Re: [kernel-hardening] Re: [RFC v2][PATCH 04/11] x86: Implement __arch_rare_write_begin/unmap()
From: PaX Team
Date: Sun Apr 09 2017 - 08:50:00 EST
On 7 Apr 2017 at 21:58, Andy Lutomirski wrote:
> On Fri, Apr 7, 2017 at 12:58 PM, PaX Team <pageexec@xxxxxxxxxxx> wrote:
> > On 7 Apr 2017 at 9:14, Andy Lutomirski wrote:
> >> Then someone who cares about performance can benchmark the CR0.WP
> >> approach against it and try to argue that it's a good idea. This
> >> benchmark should wait until I'm done with my PCID work, because PCID
> >> is going to make use_mm() a whole heck of a lot faster.
> >
> > in my measurements switching PCID is hovers around 230 cycles for snb-ivb
> > and 200-220 for hsw-skl whereas cr0 writes are around 230-240 cycles. there's
> > of course a whole lot more impact for switching address spaces so it'll never
> > be fast enough to beat cr0.wp.
> >
>
> If I'm reading this right, you're saying that a non-flushing CR3 write
> is about the same cost as a CR0.WP write. If so, then why should CR0
> be preferred over the (arch-neutral) CR3 approach?

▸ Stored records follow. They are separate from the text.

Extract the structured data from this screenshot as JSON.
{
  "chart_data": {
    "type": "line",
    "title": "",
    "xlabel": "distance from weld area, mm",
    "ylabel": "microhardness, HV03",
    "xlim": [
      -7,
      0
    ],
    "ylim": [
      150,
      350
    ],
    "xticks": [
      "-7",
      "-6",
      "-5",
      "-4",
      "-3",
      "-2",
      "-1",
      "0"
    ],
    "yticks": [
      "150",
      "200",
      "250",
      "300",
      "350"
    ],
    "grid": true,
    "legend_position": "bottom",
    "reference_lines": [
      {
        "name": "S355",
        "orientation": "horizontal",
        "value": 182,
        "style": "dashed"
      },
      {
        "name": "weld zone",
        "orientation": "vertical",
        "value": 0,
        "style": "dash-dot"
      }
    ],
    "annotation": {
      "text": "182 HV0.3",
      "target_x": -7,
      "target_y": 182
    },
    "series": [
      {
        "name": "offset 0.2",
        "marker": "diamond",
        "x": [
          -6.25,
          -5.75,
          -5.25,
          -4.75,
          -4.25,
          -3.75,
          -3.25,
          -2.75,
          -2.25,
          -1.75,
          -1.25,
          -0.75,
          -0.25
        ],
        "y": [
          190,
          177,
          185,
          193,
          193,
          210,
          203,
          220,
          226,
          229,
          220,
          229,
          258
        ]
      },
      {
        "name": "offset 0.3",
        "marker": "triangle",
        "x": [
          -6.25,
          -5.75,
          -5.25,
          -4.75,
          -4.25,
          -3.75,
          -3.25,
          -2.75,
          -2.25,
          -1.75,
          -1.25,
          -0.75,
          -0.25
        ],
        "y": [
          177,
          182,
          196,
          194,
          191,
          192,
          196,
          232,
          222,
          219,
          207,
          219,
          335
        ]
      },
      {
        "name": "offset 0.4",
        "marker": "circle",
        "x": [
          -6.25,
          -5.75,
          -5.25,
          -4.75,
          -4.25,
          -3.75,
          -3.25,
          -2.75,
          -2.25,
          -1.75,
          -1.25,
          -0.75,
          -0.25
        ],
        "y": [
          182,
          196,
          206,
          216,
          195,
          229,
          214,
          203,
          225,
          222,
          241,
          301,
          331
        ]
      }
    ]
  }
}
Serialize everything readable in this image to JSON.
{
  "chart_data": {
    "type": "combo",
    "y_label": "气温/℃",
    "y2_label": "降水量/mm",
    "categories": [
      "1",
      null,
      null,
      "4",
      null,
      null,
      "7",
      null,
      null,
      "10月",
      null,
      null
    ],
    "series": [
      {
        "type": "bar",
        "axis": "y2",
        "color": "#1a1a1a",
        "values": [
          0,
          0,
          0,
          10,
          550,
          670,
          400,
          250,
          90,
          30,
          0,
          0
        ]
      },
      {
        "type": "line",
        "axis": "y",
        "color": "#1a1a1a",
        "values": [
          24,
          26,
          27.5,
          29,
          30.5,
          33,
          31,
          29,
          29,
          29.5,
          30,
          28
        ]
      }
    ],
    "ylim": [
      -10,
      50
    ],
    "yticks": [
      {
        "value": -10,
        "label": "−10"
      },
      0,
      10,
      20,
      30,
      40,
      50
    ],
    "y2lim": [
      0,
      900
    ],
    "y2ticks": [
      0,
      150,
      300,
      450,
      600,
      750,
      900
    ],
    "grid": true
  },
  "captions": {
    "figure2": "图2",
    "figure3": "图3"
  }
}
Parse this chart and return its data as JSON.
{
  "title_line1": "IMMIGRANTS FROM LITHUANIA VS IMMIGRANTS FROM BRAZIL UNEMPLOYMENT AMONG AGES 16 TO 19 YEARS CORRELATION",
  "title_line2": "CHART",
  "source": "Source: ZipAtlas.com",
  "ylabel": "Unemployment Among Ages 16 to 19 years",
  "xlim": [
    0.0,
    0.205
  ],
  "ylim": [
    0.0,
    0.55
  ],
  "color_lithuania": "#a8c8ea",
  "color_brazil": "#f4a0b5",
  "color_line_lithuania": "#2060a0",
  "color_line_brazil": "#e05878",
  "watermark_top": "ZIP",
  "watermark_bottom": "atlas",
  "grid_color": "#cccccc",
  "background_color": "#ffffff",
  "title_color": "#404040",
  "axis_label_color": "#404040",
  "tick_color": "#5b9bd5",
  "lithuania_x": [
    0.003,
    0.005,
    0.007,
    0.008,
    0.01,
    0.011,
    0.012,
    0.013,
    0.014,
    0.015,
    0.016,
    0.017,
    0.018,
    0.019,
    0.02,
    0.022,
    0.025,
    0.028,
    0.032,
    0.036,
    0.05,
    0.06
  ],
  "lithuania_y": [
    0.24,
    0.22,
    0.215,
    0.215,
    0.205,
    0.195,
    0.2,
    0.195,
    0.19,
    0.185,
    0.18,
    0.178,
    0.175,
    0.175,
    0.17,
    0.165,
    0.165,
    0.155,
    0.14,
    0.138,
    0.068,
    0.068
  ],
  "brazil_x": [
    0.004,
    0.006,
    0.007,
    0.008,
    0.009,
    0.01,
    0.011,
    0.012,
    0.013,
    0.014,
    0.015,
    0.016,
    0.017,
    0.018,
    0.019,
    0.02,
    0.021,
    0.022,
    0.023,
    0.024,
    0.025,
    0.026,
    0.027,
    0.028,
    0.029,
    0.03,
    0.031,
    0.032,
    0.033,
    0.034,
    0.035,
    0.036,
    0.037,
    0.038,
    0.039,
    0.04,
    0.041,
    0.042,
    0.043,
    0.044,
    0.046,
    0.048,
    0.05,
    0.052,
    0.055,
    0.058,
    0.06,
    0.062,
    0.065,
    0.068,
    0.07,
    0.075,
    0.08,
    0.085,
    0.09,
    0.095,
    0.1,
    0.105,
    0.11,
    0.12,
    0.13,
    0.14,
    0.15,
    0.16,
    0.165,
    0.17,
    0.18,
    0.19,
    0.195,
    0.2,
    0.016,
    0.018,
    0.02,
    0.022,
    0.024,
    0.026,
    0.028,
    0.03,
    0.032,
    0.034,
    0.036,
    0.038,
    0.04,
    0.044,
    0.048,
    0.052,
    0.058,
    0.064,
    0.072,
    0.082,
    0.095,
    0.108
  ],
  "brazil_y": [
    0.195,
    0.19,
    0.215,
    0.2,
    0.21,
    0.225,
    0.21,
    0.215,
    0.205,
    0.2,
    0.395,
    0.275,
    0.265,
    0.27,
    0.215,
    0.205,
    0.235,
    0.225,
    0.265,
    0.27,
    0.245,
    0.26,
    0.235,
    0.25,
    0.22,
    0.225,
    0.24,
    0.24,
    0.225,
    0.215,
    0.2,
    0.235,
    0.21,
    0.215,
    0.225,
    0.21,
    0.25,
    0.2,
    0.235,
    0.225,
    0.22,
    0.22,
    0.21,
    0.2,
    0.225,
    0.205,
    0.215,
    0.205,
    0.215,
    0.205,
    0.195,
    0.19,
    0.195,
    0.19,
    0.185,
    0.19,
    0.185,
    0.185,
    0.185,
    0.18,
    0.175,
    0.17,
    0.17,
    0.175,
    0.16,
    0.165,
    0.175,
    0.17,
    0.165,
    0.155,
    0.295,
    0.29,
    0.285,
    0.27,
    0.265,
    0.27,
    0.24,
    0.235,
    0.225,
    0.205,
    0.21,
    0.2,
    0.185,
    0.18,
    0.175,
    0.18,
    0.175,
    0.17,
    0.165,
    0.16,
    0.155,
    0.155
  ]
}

cr3 (page table switching) isn't arch neutral at all ;). you probably meant
the higher level primitives except they're not enough to implement the scheme
as discussed before since the enter/exit paths are very much arch dependent.
on x86 the cost of the pax_open/close_kernel primitives comes from the cr0
writes and nothing else, use_mm suffers not only from the cr3 writes but
also locking/atomic ops and cr4 writes on its path and the inevitable TLB
entry costs. and if cpu vendors cared enough, they could make toggling cr0.wp
a fast path in the microcode and reduce its overhead by an order of magnitude.
> And why would switching address spaces obviously be much slower?
> There'll be a very small number of TLB fills needed for the actual
> protected access.
you'll be duplicating TLB entries in the alternative PCID for both code
and data, where they will accumulate (=take room away from the normal PCID
and expose unwanted memory for access) unless you also flush them when
switching back (which then will cost even more cycles). also i'm not sure
that processors implement all the 12 PCID bits so depending on how many PCIDs
you plan to use, you could be causing even more unnecessary TLB replacements.